60-strong team deloyed to probe Yangtze shipwreck

China has assembled a team of 60 investigators to look into the Yangtze River cruise ship sinking to find the cause of the country's worst maritime disaster in nearly seven decades.

Only 14 people survived the capsizing of the Eastern Star on the evening of June 1 when the ship carrying 456 people, many of them elderly tourists, was on a cruise trip from Nanjing to Chongqing.

Authorities have attributed the sinking to a freak storm that generated tornado-like winds, but also have placed the surviving captain and his first engineer in police custody.

Passengers' relatives have raised questions about whether the ship should have continued its voyage despite a weather warning. The actions of the captain in the final 12 minutes before the sinking have come under scrutiny, with reports saying he altered speed and course in an attempt to manage the pressure on the ship.
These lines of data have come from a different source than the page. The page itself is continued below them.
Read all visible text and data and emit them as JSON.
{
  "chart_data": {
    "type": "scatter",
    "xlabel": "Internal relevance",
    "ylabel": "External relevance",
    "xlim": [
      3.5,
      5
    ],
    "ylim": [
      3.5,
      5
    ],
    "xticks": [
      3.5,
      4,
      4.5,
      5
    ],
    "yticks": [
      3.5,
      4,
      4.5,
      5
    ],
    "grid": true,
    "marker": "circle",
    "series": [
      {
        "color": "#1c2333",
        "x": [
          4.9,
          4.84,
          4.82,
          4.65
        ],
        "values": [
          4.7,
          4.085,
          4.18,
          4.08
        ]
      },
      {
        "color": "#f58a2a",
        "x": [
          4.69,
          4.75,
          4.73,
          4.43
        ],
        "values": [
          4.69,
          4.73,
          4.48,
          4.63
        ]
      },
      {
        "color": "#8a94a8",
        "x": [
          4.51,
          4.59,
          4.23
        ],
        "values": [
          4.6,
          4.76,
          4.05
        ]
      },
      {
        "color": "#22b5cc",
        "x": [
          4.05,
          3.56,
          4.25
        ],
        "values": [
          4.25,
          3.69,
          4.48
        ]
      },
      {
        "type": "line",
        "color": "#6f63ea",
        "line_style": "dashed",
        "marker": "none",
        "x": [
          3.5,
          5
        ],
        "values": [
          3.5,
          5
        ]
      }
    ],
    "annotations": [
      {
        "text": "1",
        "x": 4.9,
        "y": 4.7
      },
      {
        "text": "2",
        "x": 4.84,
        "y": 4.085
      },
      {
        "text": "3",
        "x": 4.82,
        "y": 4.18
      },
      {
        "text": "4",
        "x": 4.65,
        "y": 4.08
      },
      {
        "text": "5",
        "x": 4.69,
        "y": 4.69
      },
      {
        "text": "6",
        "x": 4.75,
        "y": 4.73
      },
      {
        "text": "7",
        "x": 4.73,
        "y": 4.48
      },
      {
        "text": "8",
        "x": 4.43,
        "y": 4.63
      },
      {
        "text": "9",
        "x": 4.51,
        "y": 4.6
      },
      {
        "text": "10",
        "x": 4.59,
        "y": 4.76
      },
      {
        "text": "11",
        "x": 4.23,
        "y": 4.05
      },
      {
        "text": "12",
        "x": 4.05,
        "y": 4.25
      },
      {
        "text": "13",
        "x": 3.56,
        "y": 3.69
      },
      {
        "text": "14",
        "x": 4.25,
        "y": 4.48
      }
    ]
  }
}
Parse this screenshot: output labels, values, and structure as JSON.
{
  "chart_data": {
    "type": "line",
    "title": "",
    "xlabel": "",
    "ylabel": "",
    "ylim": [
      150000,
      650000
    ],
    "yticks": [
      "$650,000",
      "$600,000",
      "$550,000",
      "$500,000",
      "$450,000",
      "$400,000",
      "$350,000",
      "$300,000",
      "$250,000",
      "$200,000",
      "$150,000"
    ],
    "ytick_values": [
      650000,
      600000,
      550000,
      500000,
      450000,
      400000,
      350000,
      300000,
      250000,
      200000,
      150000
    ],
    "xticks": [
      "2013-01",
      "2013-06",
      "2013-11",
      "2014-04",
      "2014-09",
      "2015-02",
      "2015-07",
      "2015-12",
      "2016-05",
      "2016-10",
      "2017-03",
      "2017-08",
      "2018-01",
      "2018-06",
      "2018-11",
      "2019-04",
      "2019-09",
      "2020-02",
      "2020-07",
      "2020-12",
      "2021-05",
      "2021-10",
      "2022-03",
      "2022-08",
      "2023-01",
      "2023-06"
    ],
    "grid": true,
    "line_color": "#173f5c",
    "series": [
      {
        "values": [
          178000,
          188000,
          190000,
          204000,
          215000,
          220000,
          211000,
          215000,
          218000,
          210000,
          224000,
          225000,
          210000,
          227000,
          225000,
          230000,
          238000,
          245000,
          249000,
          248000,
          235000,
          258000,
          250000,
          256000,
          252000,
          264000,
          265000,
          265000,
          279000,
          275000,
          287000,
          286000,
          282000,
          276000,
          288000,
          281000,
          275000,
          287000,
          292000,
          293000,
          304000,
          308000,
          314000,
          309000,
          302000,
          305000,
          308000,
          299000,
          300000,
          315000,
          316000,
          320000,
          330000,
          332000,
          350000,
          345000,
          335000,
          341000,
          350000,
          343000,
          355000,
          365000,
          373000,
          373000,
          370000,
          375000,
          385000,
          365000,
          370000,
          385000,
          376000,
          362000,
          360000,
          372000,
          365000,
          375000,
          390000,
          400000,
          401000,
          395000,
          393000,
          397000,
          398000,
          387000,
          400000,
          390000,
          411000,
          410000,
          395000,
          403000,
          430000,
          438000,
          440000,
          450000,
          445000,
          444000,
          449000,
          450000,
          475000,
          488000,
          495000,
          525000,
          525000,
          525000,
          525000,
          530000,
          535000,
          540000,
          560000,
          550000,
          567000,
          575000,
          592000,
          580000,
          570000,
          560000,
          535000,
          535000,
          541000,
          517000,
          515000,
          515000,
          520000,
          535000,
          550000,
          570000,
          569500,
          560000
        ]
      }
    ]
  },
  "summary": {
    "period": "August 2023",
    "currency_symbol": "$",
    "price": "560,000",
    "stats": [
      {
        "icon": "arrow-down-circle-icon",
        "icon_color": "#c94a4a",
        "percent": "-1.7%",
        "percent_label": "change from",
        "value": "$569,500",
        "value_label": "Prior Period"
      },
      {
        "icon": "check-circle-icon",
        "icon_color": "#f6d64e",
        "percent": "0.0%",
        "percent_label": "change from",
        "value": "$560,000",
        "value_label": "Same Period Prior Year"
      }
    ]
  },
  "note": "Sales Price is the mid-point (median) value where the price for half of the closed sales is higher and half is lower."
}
The team, led by the head of the State Administration of Work Safety, includes senior officials from the ministries of transport, industry and information technology, public security, civil affairs and water resources. It also includes senior officials from the China Meteorological Administration, Hubei province and Chongqing, and experts on law and meteorology.

The work safety administration said the probe is continuing with interviews, analysis of ship and weather conditions, and collection evidence. The statement said that video footage and other evidence has been collected from the ship, and that weather radar and other data are being analyzed.

"The reason behind the sinking is very complicated and has to be determined after scientific identification and necessary simulating experiments," the administration said in a statement.

Also on Wednesday, the China Insurance Regulatory Commission said more than 92 million yuan ($15.7 million) in compensation will be paid to the relevant parties, including the victims' families.

As of Wednesday morning, rescuers had identified 323 items retrieved from the ship. Authorities said family members can collect these items if they provide proper ID documents.